When Men Go Shopping

Written by Meghan Cox Gurdon on Friday December 24, 2010

Men may detest shopping, but there's no escape during the holiday season.

Writing in the Washington Examiner, Meghan Cox Gurdon points out that while men may detest shopping, there's no escape during the holiday season...

Here we are, hurtling toward the climax of the "holiday shopping season."

It is bizarre to think that what began in violence on Black Friday -- with fistfights, a stabbing, and a fellow getting trampled in upstate New York -- is about to end with the clear, beautiful voices of children singing carols about peace. It's a funny old world, as someone said.

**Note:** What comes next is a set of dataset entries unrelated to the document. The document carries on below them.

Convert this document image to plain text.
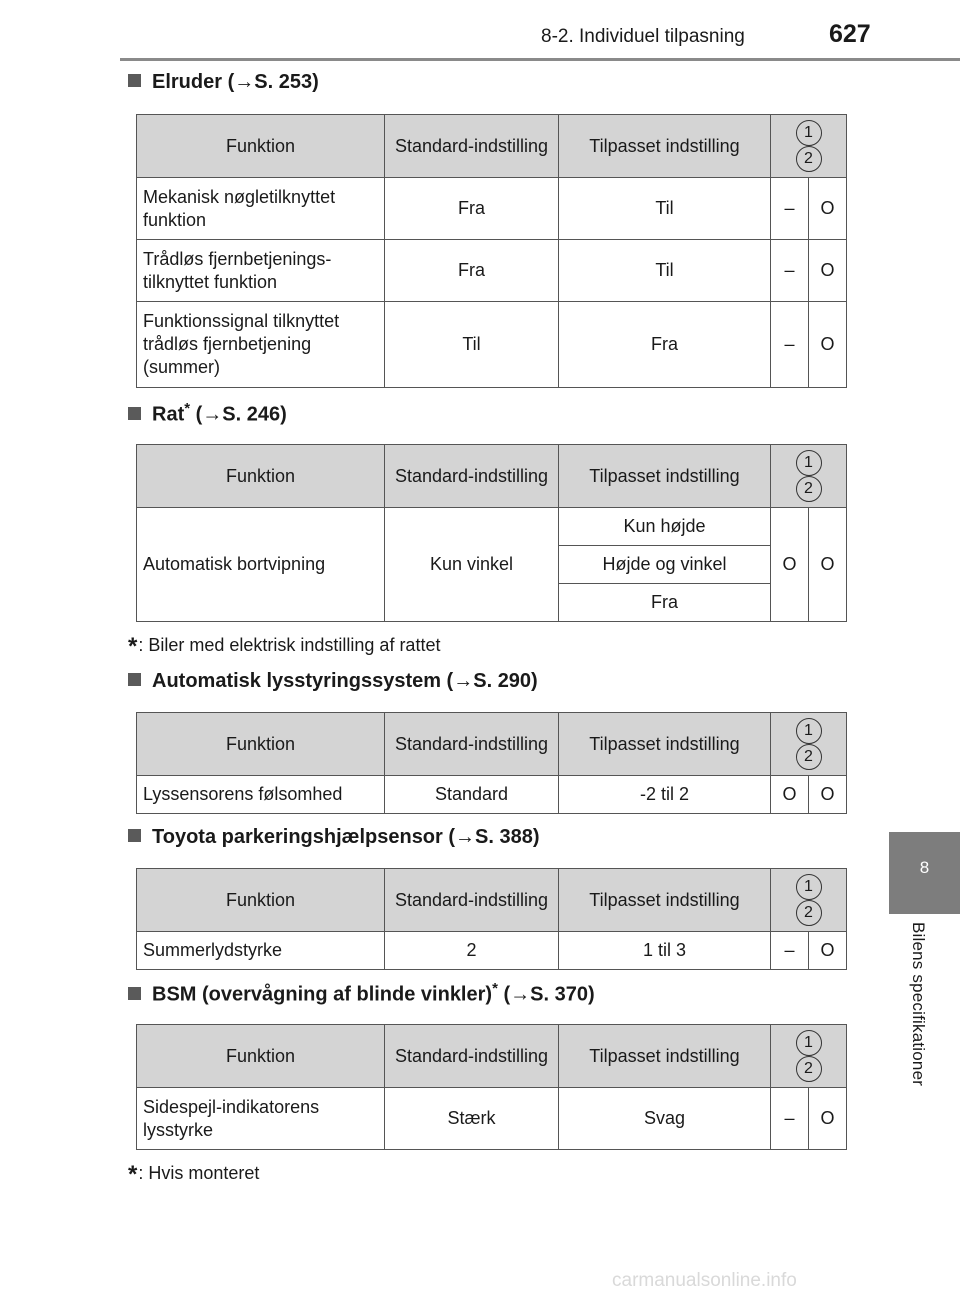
8-2. Individuel tilpasning	627
8
Bilens specifikationer
Elruder (→S. 253)
Funktion	Standard-indstilling	Tilpasset indstilling	12	
Mekanisk nøgletilknyttet funktion	Fra	Til	–	O
Trådløs fjernbetjenings-tilknyttet funktion	Fra	Til	–	O
Funktionssignal tilknyttet trådløs fjernbetjening (summer)	Til	Fra	–	O
Rat* (→S. 246)
Funktion	Standard-indstilling	Tilpasset indstilling	12	
Automatisk bortvipning	Kun vinkel	Kun højde	O	O
		Højde og vinkel		
		Fra		
*: Biler med elektrisk indstilling af rattet
Automatisk lysstyringssystem (→S. 290)
Funktion	Standard-indstilling	Tilpasset indstilling	12	
Lyssensorens følsomhed	Standard	-2 til 2	O	O
Toyota parkeringshjælpsensor (→S. 388)
Funktion	Standard-indstilling	Tilpasset indstilling	12	
Summerlydstyrke	2	1 til 3	–	O
BSM (overvågning af blinde vinkler)* (→S. 370)
Funktion	Standard-indstilling	Tilpasset indstilling	12	
Sidespejl-indikatorens lysstyrke	Stærk	Svag	–	O
*: Hvis monteret
carmanualsonline.info
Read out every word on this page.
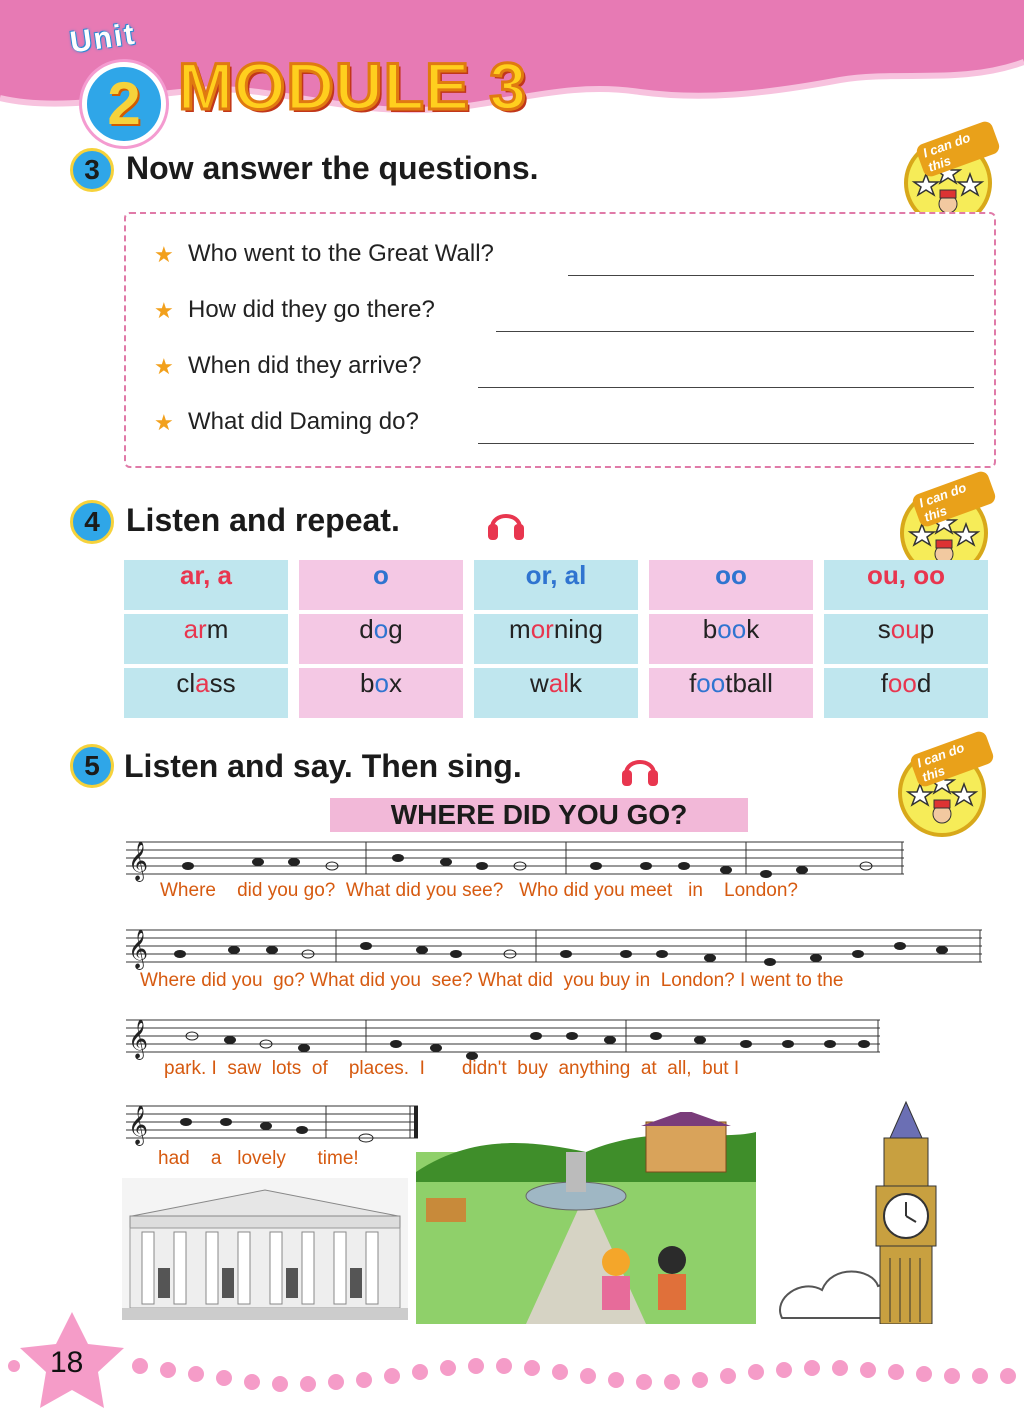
Unit
2 MODULE 3
3 Now answer the questions.
I can do this
★ Who went to the Great Wall?
★ How did they go there?
★ When did they arrive?
★ What did Daming do?
4 Listen and repeat.
I can do this
ar, a
arm
class
o
dog
box
or, al
morning
walk
oo
book
football
ou, oo
soup
food
5 Listen and say. Then sing.	I can do this
WHERE DID YOU GO?
𝄞
Where did you go? What did you see? Who did you meet in London?
𝄞
Where did you go? What did you see? What did you buy in London? I went to the
𝄞
park. I saw lots of places. I didn't buy anything at all, but I
𝄞
had a lovely time!
18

Apparently we Americans have returned to our zesty-spending ways this Christmas. The International Council of Shopping Centers, which represents mall-based retailers, is predicting that seasonal shopping in 2010 will turn out to have been the most lavish since 2006. The ICSC further anticipates that more than 23 million people, something like 15 percent of the adult population, will still be out shopping on Christmas Eve.

Among that number, I'd wager, you will find 99 percent of the husbands and sons who detest shopping 99.9 percent of the time.

You probably know one of those men; perhaps like me you are married to one of them. Or perhaps you are one of them! Outwardly they appear unremarkable but inwardly they are characterized by an extreme allergic reaction to piped-in music, clouds of perfume, and the bovine sluggishness of crowds of browsers.

Alas, Christmas Eve -- the most intensely crowded, piped-in, and perfumed day of the year -- tends to be the very moment when these poor men finally force themselves to push into the hordes. It's perverse. If they bought Christmas gifts for their families in, say, August, or even November, they'd have the stores to themselves and no "Santa Baby" playing in the background. But I suppose the nature of perversity is that it causes people to do illogical, self-punitive things.

Whatever the cause, if you pop into a department store in the next 36 hours you will see them: They tend to have a jittery, hunted look but they move fast. A procrastinating man goaded by in-store Christmas music can make it in and out of a jewelry department, bagging a gift in the process, in the time if would take most women to peruse a single counter.